JEFFERSON – Tom Shumaker, commander of Jefferson American Legion Post 954, told those in attendance at the post’s annual Veterans Day remembrance Tuesday in the Jefferson-Morgan High School auditorium he trusted they would leave with a message “that would touch their hearts.”

“This is a day set aside by the U.S. Government to honor veterans and yet, to many businesses it is just another day,” Shumaker said, following a brief history of how Veterans Day came to be. “I’m aware of many veterans who have asked for time off to honor their comrades on this day and they are refused.”

Shumaker pondered how the word “celebration,” has been attached to Veterans Day.

“I have heard it called a Veterans Day celebration. Should we really consider this a celebration? For those who paid with their lives, and those who are permanently maimed, what do they and their families have to celebrate?” Shumaker asked.
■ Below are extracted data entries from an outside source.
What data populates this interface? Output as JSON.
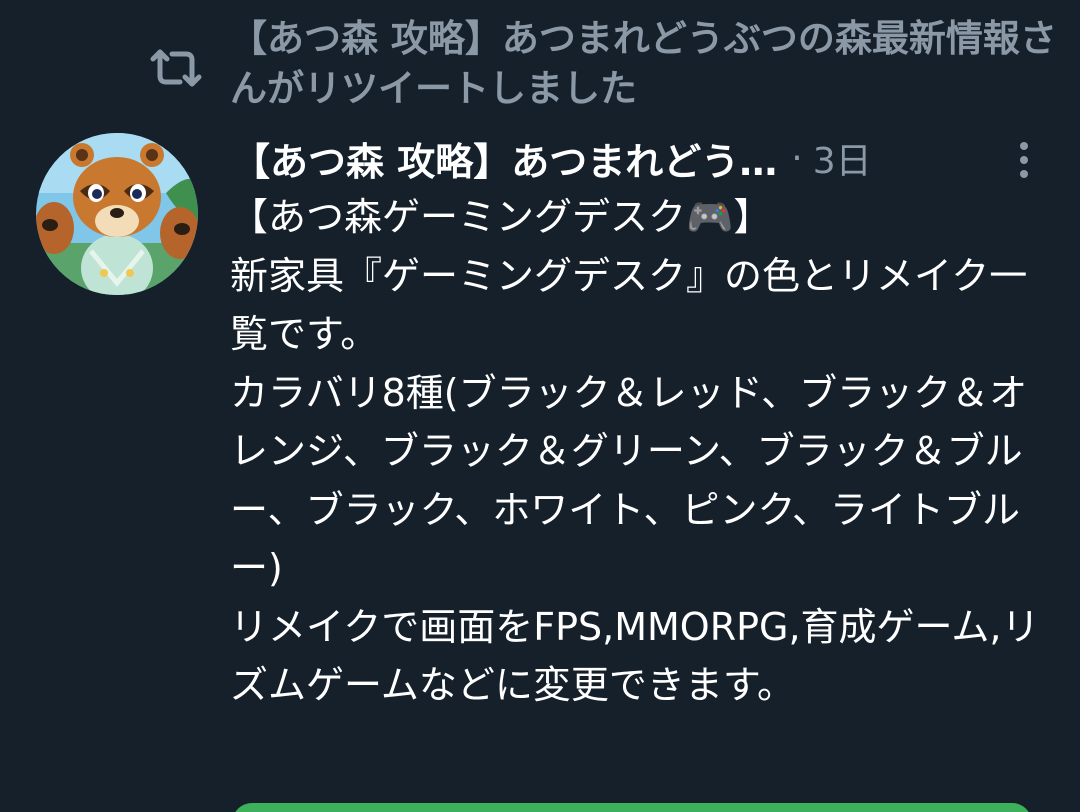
{
  "retweet": {
    "icon": "retweet-icon",
    "text": "【あつ森 攻略】あつまれどうぶつの森最新情報さんがリツイートしました"
  },
  "tweet": {
    "avatar_icon": "raccoon-character-avatar",
    "author": "【あつ森 攻略】あつまれどう…",
    "separator": "·",
    "time": "3日",
    "more_icon": "more-vertical-icon",
    "body": "【あつ森ゲーミングデスク🎮】\n新家具『ゲーミングデスク』の色とリメイク一覧です。\nカラバリ8種(ブラック＆レッド、ブラック＆オレンジ、ブラック＆グリーン、ブラック＆ブルー、ブラック、ホワイト、ピンク、ライトブルー)\nリメイクで画面をFPS,MMORPG,育成ゲーム,リズムゲームなどに変更できます。"
  },
  "colors": {
    "background": "#15202b",
    "secondary_text": "#8b98a5",
    "primary_text": "#ffffff",
    "card_accent": "#3cb05a"
  }
}
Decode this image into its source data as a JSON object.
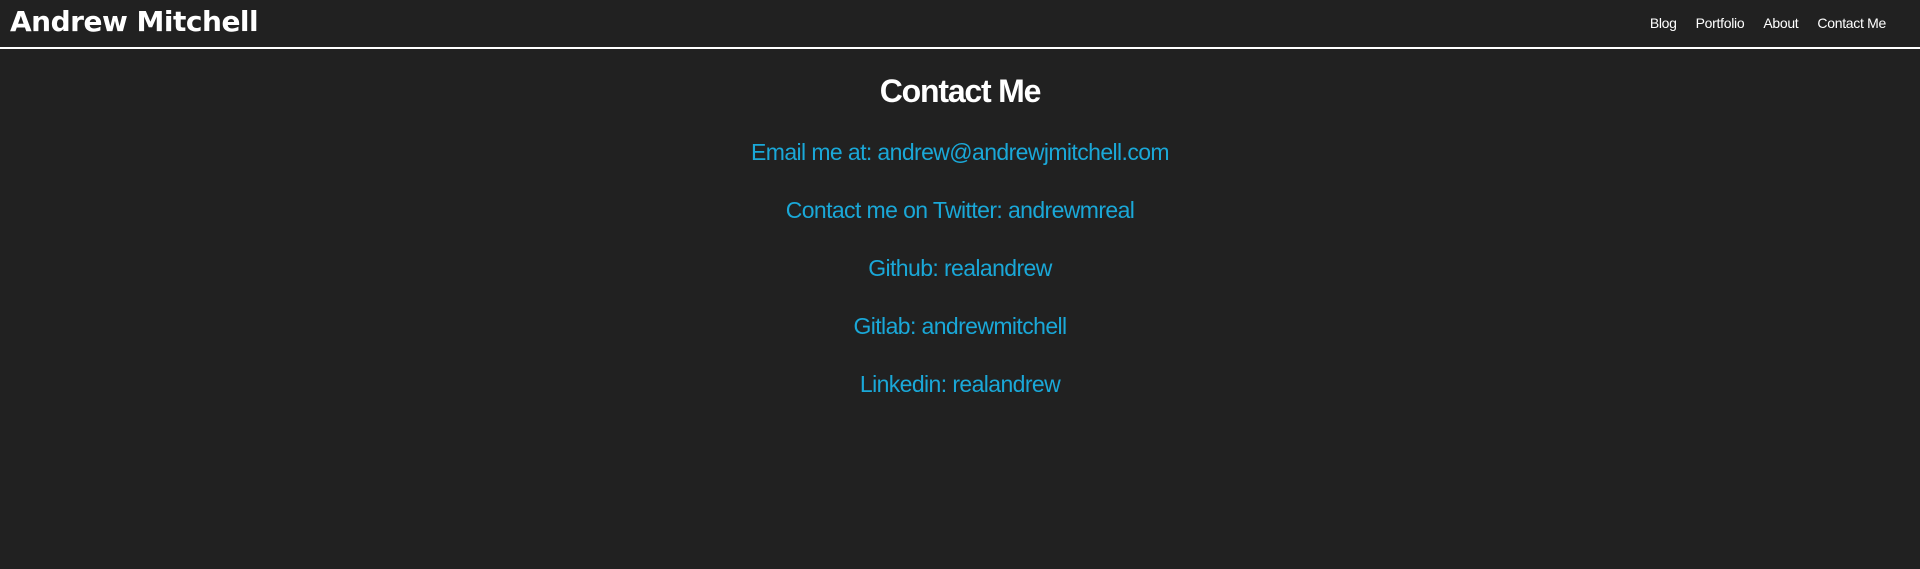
{
  "header": {
    "brand": "Andrew Mitchell",
    "nav": [
      {
        "label": "Blog"
      },
      {
        "label": "Portfolio"
      },
      {
        "label": "About"
      },
      {
        "label": "Contact Me"
      }
    ]
  },
  "main": {
    "title": "Contact Me",
    "contacts": [
      {
        "label": "Email me at: andrew@andrewjmitchell.com"
      },
      {
        "label": "Contact me on Twitter: andrewmreal"
      },
      {
        "label": "Github: realandrew"
      },
      {
        "label": "Gitlab: andrewmitchell"
      },
      {
        "label": "Linkedin: realandrew"
      }
    ]
  },
  "colors": {
    "background": "#212121",
    "text": "#ffffff",
    "link": "#1aa8d8",
    "divider": "#ffffff"
  }
}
He said picking out an active service member is easy, especially with ongoing military operations taking place, but recognizing the veterans among us is not as simple.

“Those we honor today are no longer wearing an active duty uniform,” Shumaker said.
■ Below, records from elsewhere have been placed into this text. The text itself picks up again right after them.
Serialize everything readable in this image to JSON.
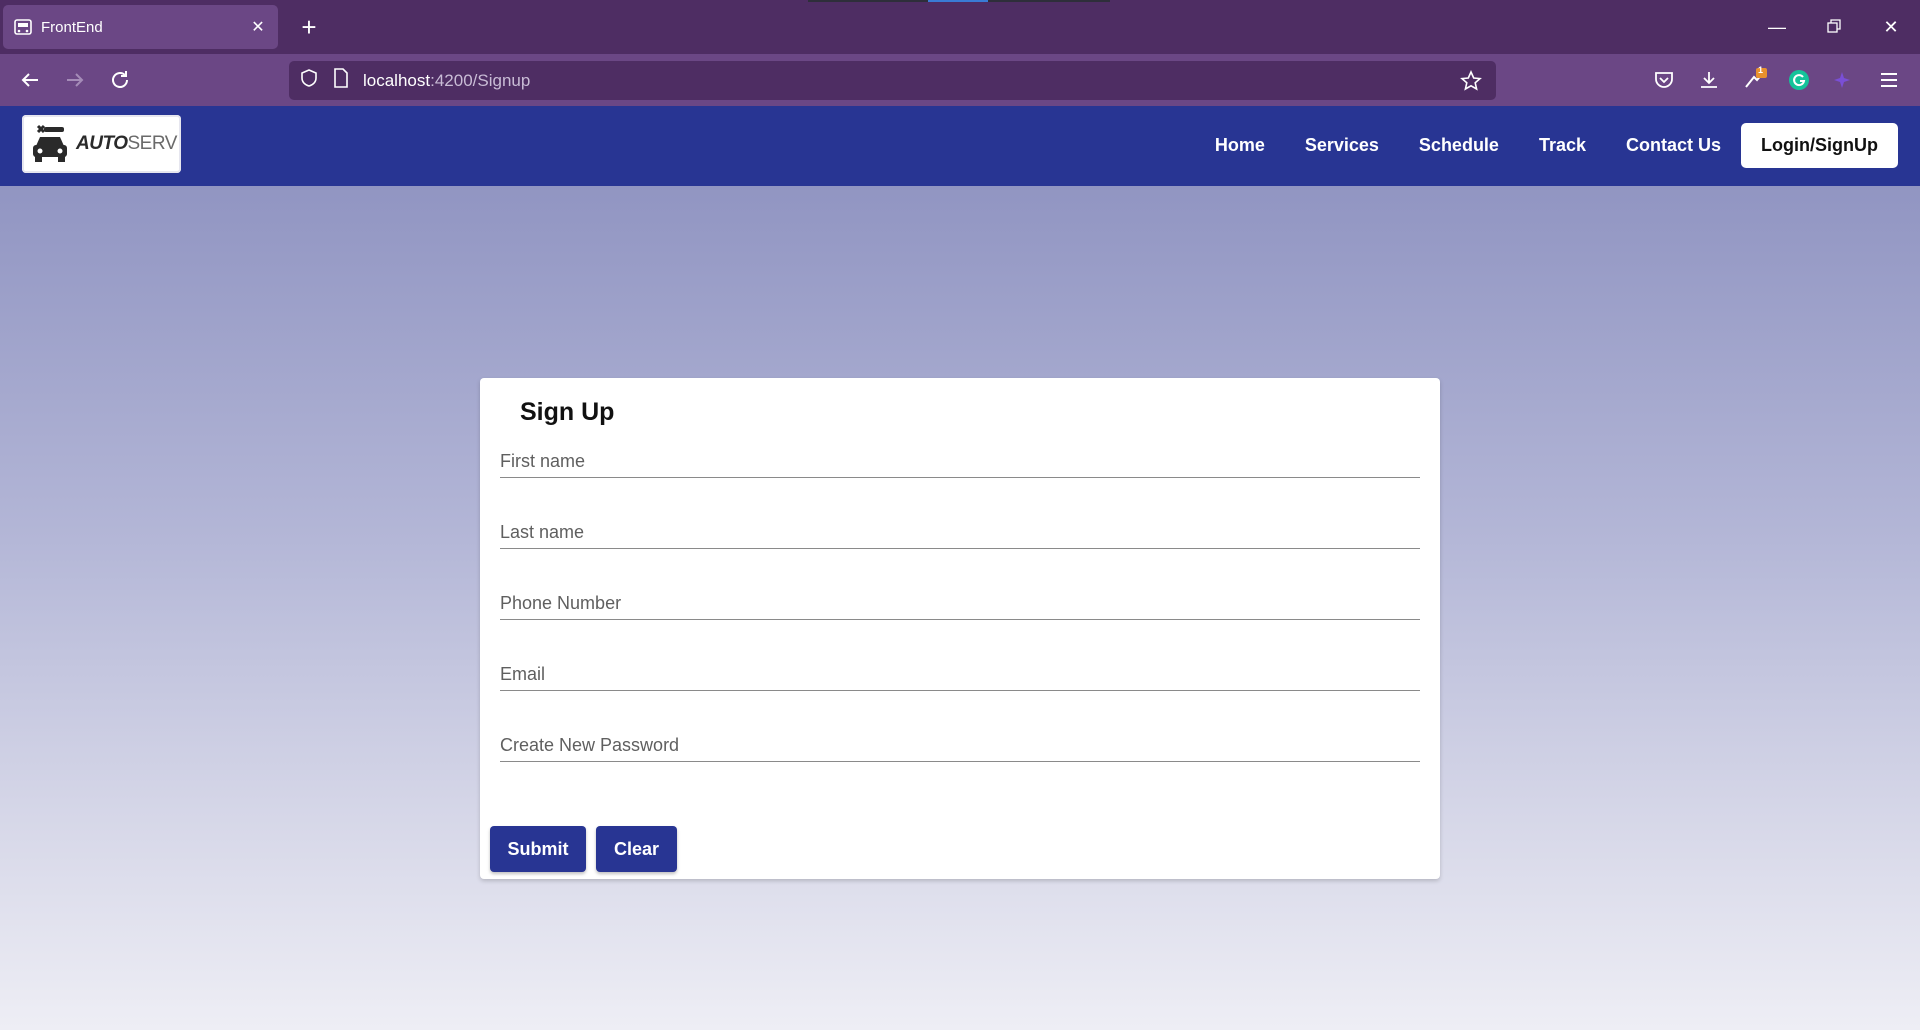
{
  "browser": {
    "tab_title": "FrontEnd",
    "url_host": "localhost",
    "url_rest": ":4200/Signup",
    "extension_badge": "1"
  },
  "site": {
    "logo_bold": "AUTO",
    "logo_light": "SERV",
    "nav": {
      "home": "Home",
      "services": "Services",
      "schedule": "Schedule",
      "track": "Track",
      "contact": "Contact Us",
      "login": "Login/SignUp"
    },
    "colors": {
      "primary": "#283593",
      "browser_bg": "#4e2d63",
      "toolbar_bg": "#6b4785"
    }
  },
  "form": {
    "title": "Sign Up",
    "fields": {
      "first_name": "First name",
      "last_name": "Last name",
      "phone": "Phone Number",
      "email": "Email",
      "password": "Create New Password"
    },
    "submit_label": "Submit",
    "clear_label": "Clear"
  }
}
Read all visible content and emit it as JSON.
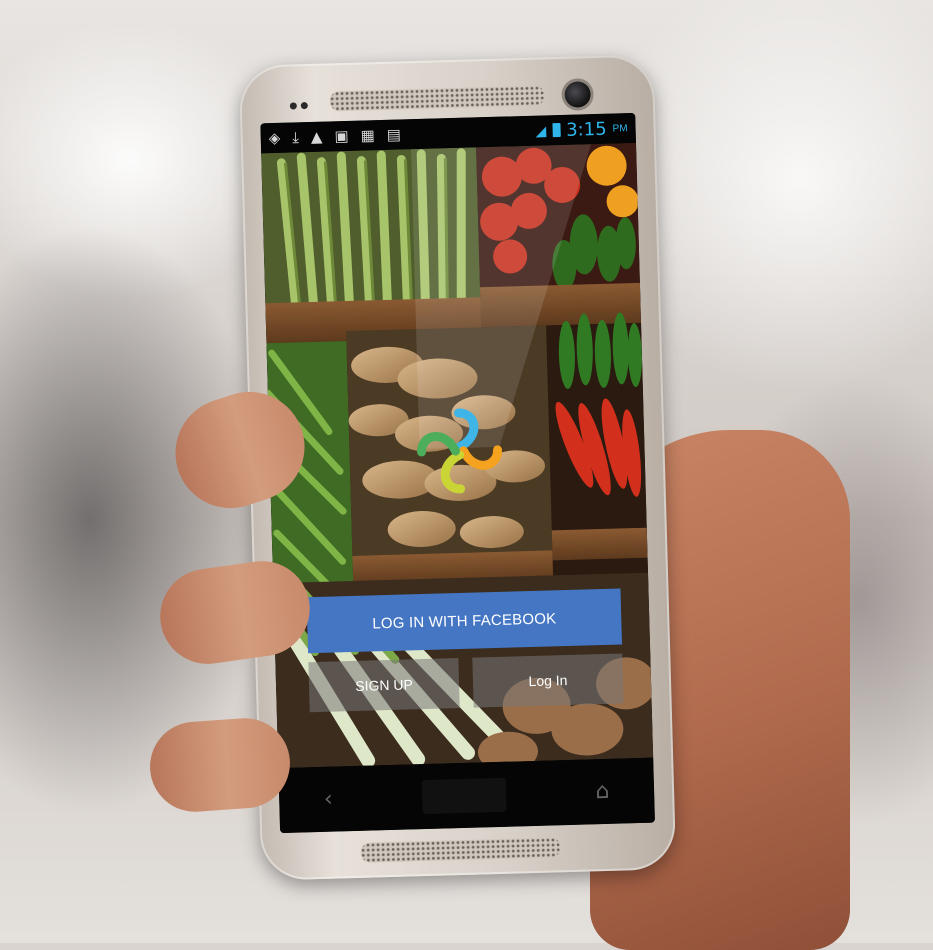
{
  "status_bar": {
    "notification_icons": [
      "location-icon",
      "download-icon",
      "warning-icon",
      "image-icon",
      "calendar-icon",
      "briefcase-icon"
    ],
    "time": "3:15",
    "ampm": "PM"
  },
  "login": {
    "facebook_label": "LOG IN WITH FACEBOOK",
    "signup_label": "SIGN UP",
    "login_label": "Log In"
  },
  "colors": {
    "facebook_blue": "#4476c4",
    "clock_blue": "#2fb5e9",
    "logo_blue": "#3fb4e6",
    "logo_orange": "#f5a21f",
    "logo_green": "#4cae5b",
    "logo_yellow": "#c9d535"
  }
}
These people spent years apart from their children and wives, years they will never get back, and then they came home to become our teachers, police officers, firemen and neighbors, Shumaker said.

As we remain “removed from turmoil around the world on a daily basis,” there is only one person to thank, “the U.S. soldier,” Shumaker said.
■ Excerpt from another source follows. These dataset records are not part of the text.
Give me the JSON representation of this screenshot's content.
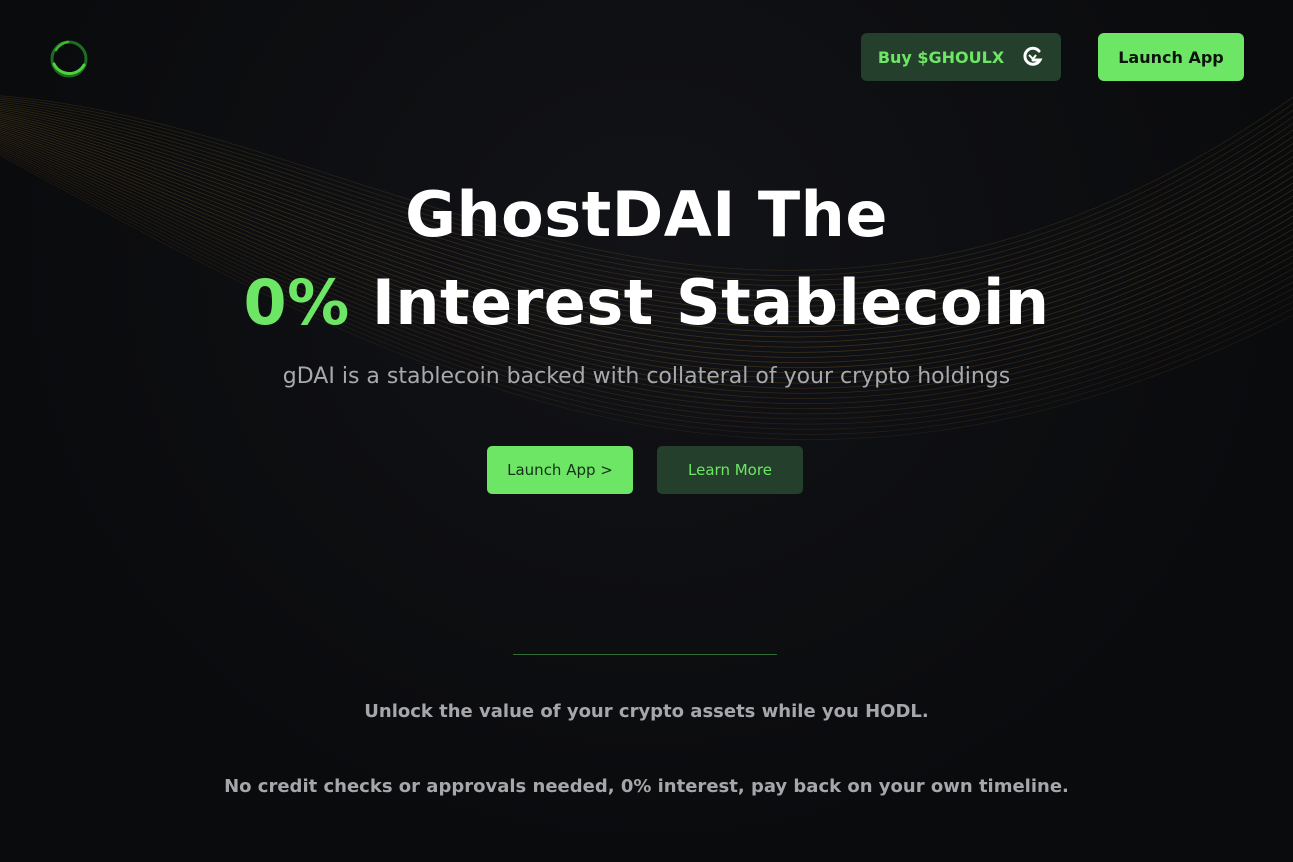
{
  "header": {
    "logo_icon": "ring-logo-icon",
    "buy_label": "Buy $GHOULX",
    "buy_icon": "ghoulx-g-icon",
    "launch_label": "Launch App"
  },
  "hero": {
    "title_line1": "GhostDAI The",
    "title_accent": "0%",
    "title_line2_rest": " Interest Stablecoin",
    "subtitle": "gDAI is a stablecoin backed with collateral of your crypto holdings",
    "launch_label": "Launch App >",
    "learn_label": "Learn More"
  },
  "info": {
    "line1": "Unlock the value of your crypto assets while you HODL.",
    "line2": "No credit checks or approvals needed, 0% interest, pay back on your own timeline."
  },
  "colors": {
    "accent": "#6ee665",
    "dark_button": "#24402c",
    "background": "#0b0c0f"
  }
}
“It is a gift that can never be reciprocated in full. Their bodies were beaten in a way even professional athletes will never understand. They have been in conditions we cannot even begin to imagine,” he said. “Some people spend an entire lifetime wondering if they made a difference in the world. For those U.S. service members, they don’t have that problem.”

Shumaker reminded those in attendance to thank both active duty and veteran service members each day, not just once a year.

Concluding the Veterans Day services was the Post Everlasting ceremony that recognizes members of Post 954 who have died since the previous Veterans Day. This ritual includes a reading of the names, birth and death dates, rank, military honors, years of American Legion membership and theater of war of the departed.

Among the thirteen men who were entered into the post everlasting Tuesday was charter member of Post 954, George Misher. The post was chartered in 1946 and its first Veterans Day services held that same year, according to Shumaker.

Misher was a sergeant in the Army Air Force., serving in the China-Burma-India Theater of war as an airplane mechanic and crew chief. He taught and served as a principal in the Jefferson-Morgan School District over his 40 year career there.

Misher’s fellow Post 954 members who joined him in the post everlasting were World War II veterans, Army Air Force Sgt. John T. Howes, Army Staff Sgt. George Sepac, Army Col. Ivan H. Guesman, Army Pfc. Mike F. Yankura, and Army Sgt. Albert J. Devito.

The Korean War veterans included Army Cpl. Steve Kramrich, Jr., Army National Guard Pfc. Joseph W. Adamson and Army Pfc. James W. Maize. The Vietnam veterans were Army Pfc. James H. Tharp, Marine Master Sgt. Charles J. “Radar” Halmos and Air Force Airman First Class Ronald Z. Krivitsky.